Aparna Chennapragada on AI Product at Microsoft
Guest: Aparna Chennapragada — Chief Product Officer at Microsoft (AI product strategy for productivity tools and agents). Previously CPO at Robinhood; VP at Google (Google Lens, Search, Shopping, AR, AI assistant); board member of eBay and Capital One; engineering leader at Akamai.
Host: Lenny Rachitsky
Source: Lenny’s Podcast. Recorded ~2025.
Overview
Aparna Chennapragada covers the enterprise AI product challenge (dual use case: product quality + governance), her framework for “living one year in the future,” the three-part agent definition (autonomy, complexity, asynchronous), and her concept of NLX — natural language interface design — as the emerging design discipline replacing traditional UX for AI products.
Key ideas
- NLX is the new UX. Natural language interfaces are not undesigned — they have grammars, structures, and UI elements that are invisible but must be explicitly designed. Prompts are new UI constructs; editable plans are new constructs; showing work/progress is a new construct; follow-up suggestions are a new construct. This is a design discipline in its infancy.
- Three properties of agents. Autonomy (delegation spectrum — higher intelligence enables higher-order task delegation); complexity (multi-step, not one-shot); asynchronous (works when you are not working).
- Living one year in the future. Chennapragada’s operating model: actively imagine and prototype what work looks like one year ahead. At Microsoft, operationalised as the “Frontier program” — a cohort of early adopters who can access cutting-edge experimental features without requiring the whole enterprise to adopt simultaneously.
- Enterprise dual use case.
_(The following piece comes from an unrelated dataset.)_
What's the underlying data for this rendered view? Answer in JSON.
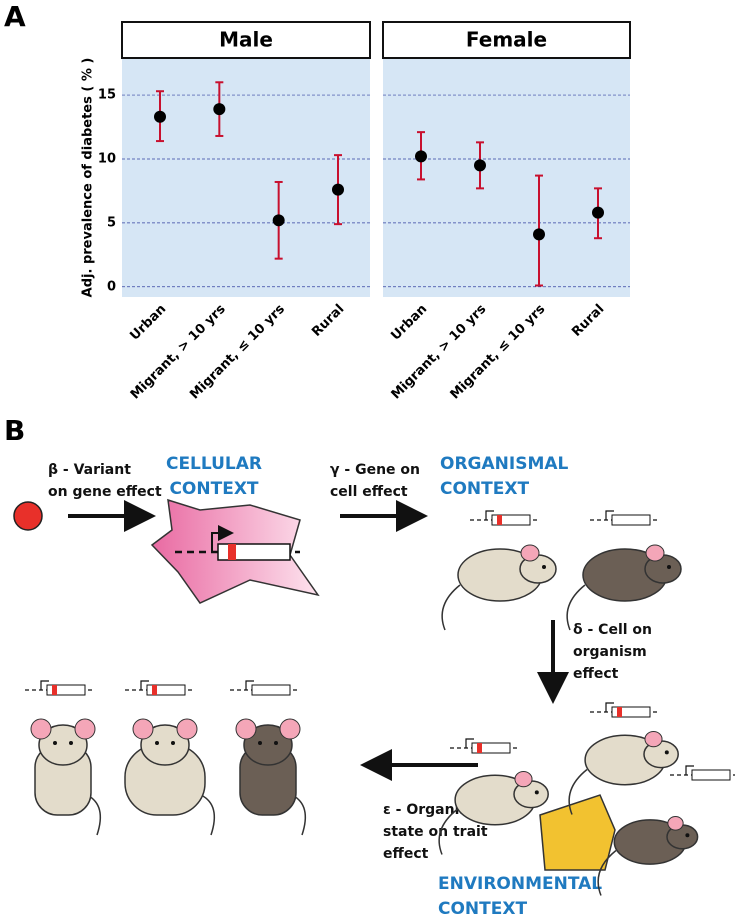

Every enterprise feature has two jobs: (a) product quality / usability and (b) governance, security, compliance. In consumer, the default is “make it work and make it delightful.” In enterprise, you must also ask “who has access, who audits it, what happens if it fails.” The Van Damme splits metaphor: simultaneously making the future happen and managing the adoption/governance side.
- PM role is not going away. But you earn the “editing function” through domain expertise and taste, not through title. AI unlocks latent good ideas from engineers and designers; the PM’s job is judgment, prioritisation, and synthesis — not gatekeeping.
NLX: natural language experience design
The shift from GUI to NLX:
- GUI (graphical user interface): explicit, rigid, must be designed because it is not natural. Dropdown menus, buttons, forms — all designed artifacts.
- NLX (natural language interface): elastic, conversational, but still requires explicit design. The design elements are invisible.
New NLX design constructs:
- Prompt — the new equivalent of a text field or search box. Designing what to ask, how to frame, what to fill in by default matters.
- Editable plan — when you give a high-level goal, showing the plan and allowing the user to edit before execution is a new UI pattern for agents.
- Showing work / progress — the “thinking aloud” pattern (visible in ChatGPT reasoning, Copilot, DeepSeek). Too verbose = feels like a cron job; too terse = no confidence. Calibration is a design decision.
- Proactive follow-ups — suggesting next actions after a task completes. Too many = annoying; too few = missed opportunity to guide users into the happy path.
The enterprise AI challenge
B2B dual use case. Every feature simultaneously serves:
- Product quality — does it work, is it delightful, does it help the user?
- Governance — is it secure, auditable, compliant, safely permissioned?
Enterprise product builders who come from consumer often default to one of two errors: (a) ignoring governance (“we’ll make it work first”) or (b) over-restricting UX in favour of safety. The art is holding both.
Frontier program. Chennapragada’s approach: do not require the whole company to move at once. Create a cohort of early adopters who can access experimental features. This respects the reality that productivity habits change slowly while enabling rapid iteration with willing users.
Three properties of agents
Chennapragada’s framework for thinking about what distinguishes agents:
- Autonomy. A spectrum — from tightly supervised copilot to fully delegated goal pursuit. More intelligence → higher-order tasks can be delegated.
- Complexity. Not one-shot (“summarise this document”), but multi-step (“help me knock this meeting out of the park by researching the attendees and generating the right persuasion pitch”).
- Asynchronous. Works when you are not watching. The shift from synchronous chatbot interaction to background autonomous operation.
Human-agent co-working
Chennapragada’s second “Roman empire”: designing human-agent collaboration. Not replacement — co-working. The question is: what tasks can be delegated, what can be inspected, how does information flow between people with agents as mediators?
Current limitation: all agent experiences are single-player. The future she is building toward: shared spaces where humans and agents collaborate, with outputs greater than what any individual or small team could produce alone.